Anindarini menjelaskan, kebijakan pemerintah tersebut tidak sejalan dengan prinsip kehati-hatian dalam mencegah terjadinya pencemaran lingkungan di masyarakat. Sebab, abu batu bara sebagai limbah non-B3 tidak perlu diuji terlebih dahulu. Karena itu, Anindarini mendesak pemerintah mencabut kelonggaran pengelolaan abu batubara dan mengkategorikan kembali abu batu bara sebagai limbah B3.

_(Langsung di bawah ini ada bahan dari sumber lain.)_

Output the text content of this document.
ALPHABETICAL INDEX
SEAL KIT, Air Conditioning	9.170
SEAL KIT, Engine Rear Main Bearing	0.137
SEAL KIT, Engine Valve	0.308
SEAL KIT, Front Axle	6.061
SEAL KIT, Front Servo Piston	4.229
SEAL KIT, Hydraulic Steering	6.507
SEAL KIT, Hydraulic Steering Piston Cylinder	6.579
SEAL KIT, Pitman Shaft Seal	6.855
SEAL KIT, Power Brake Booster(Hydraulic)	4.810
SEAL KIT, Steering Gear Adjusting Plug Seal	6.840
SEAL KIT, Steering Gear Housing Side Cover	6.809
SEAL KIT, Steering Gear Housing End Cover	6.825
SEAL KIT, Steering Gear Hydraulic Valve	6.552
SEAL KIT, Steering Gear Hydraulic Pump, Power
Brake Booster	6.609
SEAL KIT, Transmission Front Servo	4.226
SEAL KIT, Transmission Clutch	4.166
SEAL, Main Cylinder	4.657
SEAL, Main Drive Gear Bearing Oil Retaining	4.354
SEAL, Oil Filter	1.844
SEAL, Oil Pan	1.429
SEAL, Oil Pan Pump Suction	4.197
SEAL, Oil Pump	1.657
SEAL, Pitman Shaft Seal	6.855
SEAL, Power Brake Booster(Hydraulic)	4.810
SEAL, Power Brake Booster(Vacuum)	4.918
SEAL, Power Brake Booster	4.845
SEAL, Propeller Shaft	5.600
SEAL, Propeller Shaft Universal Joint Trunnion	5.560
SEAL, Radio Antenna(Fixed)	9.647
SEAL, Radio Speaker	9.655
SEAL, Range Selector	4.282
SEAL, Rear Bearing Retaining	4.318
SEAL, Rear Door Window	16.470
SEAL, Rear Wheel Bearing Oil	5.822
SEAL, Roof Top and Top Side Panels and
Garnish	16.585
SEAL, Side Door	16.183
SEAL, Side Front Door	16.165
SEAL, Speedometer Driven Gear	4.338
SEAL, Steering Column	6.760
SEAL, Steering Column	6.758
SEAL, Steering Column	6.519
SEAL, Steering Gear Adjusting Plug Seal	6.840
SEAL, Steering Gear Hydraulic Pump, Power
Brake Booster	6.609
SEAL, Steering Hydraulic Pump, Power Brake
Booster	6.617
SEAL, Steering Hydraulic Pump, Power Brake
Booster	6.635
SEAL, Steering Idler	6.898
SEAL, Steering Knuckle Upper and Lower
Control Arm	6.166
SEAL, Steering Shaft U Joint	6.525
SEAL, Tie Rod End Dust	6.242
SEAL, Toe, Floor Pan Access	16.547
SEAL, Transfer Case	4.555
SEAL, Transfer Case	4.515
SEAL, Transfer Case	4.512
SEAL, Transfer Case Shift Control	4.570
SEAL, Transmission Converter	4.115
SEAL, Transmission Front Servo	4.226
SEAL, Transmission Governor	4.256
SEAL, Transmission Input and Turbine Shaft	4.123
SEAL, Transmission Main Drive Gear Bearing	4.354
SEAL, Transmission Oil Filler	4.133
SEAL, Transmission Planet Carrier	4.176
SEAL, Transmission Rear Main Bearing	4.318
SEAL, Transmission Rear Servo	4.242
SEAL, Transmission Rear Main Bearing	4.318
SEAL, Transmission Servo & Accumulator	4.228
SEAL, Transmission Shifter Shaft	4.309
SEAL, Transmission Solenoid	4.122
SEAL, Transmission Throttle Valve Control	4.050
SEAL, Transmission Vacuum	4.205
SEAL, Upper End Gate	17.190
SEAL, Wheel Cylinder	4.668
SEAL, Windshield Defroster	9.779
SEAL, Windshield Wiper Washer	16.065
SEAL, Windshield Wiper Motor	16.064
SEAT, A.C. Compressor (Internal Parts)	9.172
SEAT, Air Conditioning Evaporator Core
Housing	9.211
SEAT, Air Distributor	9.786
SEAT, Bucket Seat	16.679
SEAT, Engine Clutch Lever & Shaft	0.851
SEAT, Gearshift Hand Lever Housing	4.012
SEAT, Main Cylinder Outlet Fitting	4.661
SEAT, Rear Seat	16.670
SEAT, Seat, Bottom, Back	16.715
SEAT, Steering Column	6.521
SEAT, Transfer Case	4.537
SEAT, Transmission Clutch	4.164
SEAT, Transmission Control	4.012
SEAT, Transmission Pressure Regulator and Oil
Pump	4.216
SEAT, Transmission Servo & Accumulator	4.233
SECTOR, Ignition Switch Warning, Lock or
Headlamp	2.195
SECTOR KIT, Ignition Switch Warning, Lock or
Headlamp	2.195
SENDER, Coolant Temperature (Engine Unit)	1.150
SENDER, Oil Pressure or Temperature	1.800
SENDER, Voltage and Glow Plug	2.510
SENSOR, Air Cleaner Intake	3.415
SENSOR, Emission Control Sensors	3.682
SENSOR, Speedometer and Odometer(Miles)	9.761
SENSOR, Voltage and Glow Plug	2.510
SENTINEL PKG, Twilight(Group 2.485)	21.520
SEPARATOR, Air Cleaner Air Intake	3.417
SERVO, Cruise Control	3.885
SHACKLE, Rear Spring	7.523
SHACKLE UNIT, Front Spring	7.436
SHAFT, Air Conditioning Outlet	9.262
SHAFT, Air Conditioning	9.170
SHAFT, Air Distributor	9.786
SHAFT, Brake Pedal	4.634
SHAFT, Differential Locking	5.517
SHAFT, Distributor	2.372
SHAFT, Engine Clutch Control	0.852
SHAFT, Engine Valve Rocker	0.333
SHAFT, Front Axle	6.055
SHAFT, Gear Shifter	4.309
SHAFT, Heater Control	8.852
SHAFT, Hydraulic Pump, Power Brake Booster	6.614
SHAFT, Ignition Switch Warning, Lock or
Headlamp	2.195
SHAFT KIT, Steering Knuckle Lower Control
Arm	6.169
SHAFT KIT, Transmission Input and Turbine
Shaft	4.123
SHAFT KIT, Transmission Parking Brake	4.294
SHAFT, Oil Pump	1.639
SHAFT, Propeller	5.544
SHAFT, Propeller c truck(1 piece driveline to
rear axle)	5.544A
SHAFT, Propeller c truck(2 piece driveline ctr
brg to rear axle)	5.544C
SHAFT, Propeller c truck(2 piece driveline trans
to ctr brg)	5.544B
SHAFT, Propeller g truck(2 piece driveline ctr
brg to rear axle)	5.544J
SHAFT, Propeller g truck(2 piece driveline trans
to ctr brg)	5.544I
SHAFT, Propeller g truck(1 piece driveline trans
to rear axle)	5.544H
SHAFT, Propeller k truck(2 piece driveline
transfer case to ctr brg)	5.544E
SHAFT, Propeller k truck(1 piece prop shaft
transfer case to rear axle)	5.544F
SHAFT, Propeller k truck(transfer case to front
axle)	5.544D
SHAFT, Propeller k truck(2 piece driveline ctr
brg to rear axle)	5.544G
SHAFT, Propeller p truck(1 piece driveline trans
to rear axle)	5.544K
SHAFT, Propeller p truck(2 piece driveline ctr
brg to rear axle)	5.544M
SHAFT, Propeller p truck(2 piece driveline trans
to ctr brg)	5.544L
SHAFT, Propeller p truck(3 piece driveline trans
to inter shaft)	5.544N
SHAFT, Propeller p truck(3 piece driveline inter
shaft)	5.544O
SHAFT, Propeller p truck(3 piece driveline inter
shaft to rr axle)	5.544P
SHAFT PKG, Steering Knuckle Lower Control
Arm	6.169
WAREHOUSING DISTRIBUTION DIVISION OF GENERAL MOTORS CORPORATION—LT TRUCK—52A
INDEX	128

Anindarini menambahkan kebijakan ini juga berpotensi melemahkan penegakan hukum terhadap pelaku usaha pengelola abu batu bara, baik secara perdata maupun pidana. Hal ini dikarenakan abu batubara sudah tidak masuk dalam kategori limbah B3.
Di sisi lain, kata Anindarini, pelonggaran regulasi ini dapat membuat Indonesia tertinggal dari negara-negara di ASEAN yang mulai beralih ke energi terbarukan, seperti surya dan angin. Semisal Vietnam yang meningkatkan produksi pembangkit listrik tenaga surya menjadi 5 Gigawatt pada 2019 dari sebelumnya 100 Megawatt pada 2017.
"Sekarang beberapa bank internasional itu sudah berkomitmen untuk tidak mendanai proyek-proyek PLTU Batu Bara. Jadi komitmen internasional untuk beralih ke energi bersih sudah semakin menguat. Harusnya Indonesia seperti itu, bukan justru mendukung proyek-proyek energi fosil lagi," tambahnya.
Sekretaris Direktorat Jenderal Pengelolaan Sampah, Limbah dan Bahan Berbahaya dan Beracun (PSLB3) Sayed Muhadar menjelaskan tidak semua abu batu bara masuk dalam kategori non-B3. Menurutnya hasil pembakaran batu bara pada temperatur rendah dari fasilitas stoker boiler atau tungku industri tetap dikategorikan sebagai limbah B3. Alasannya karbon yang tidak terbakar masih tinggi dan kurang sempurna.
"Kami memahami masukan dari teman-teman LSM. Dan kami selalu terbuka dengan masukan mereka," jelas Sayed kepada VOA, Sabtu (13/3).
Sementara untuk pembakaran batu bara pada temperatur tinggi yang karbon yang tidak terbakar menjadi minimum dan lebih stabil saat disimpan. Kata dia, ini membuat abu batu bara dari fasilitas ini dapat dimanfaatkan sebagai bahan bangunan, subtitusi semen, jalan, tambang bawah tanah, serta restorasi tambang.
Your browser doesn’t support HTML5
Kendati demikian, penghasil limbah non-B3 tetap memiliki kewajiban untuk memenuhi standar dan persyaratan teknis yang ditetapkan dan tercantum dalam persetujuan dokumen lingkungan. Semisal persyaratan teknis, tata cara penimbunan dan pemanfaatan abu batu bara.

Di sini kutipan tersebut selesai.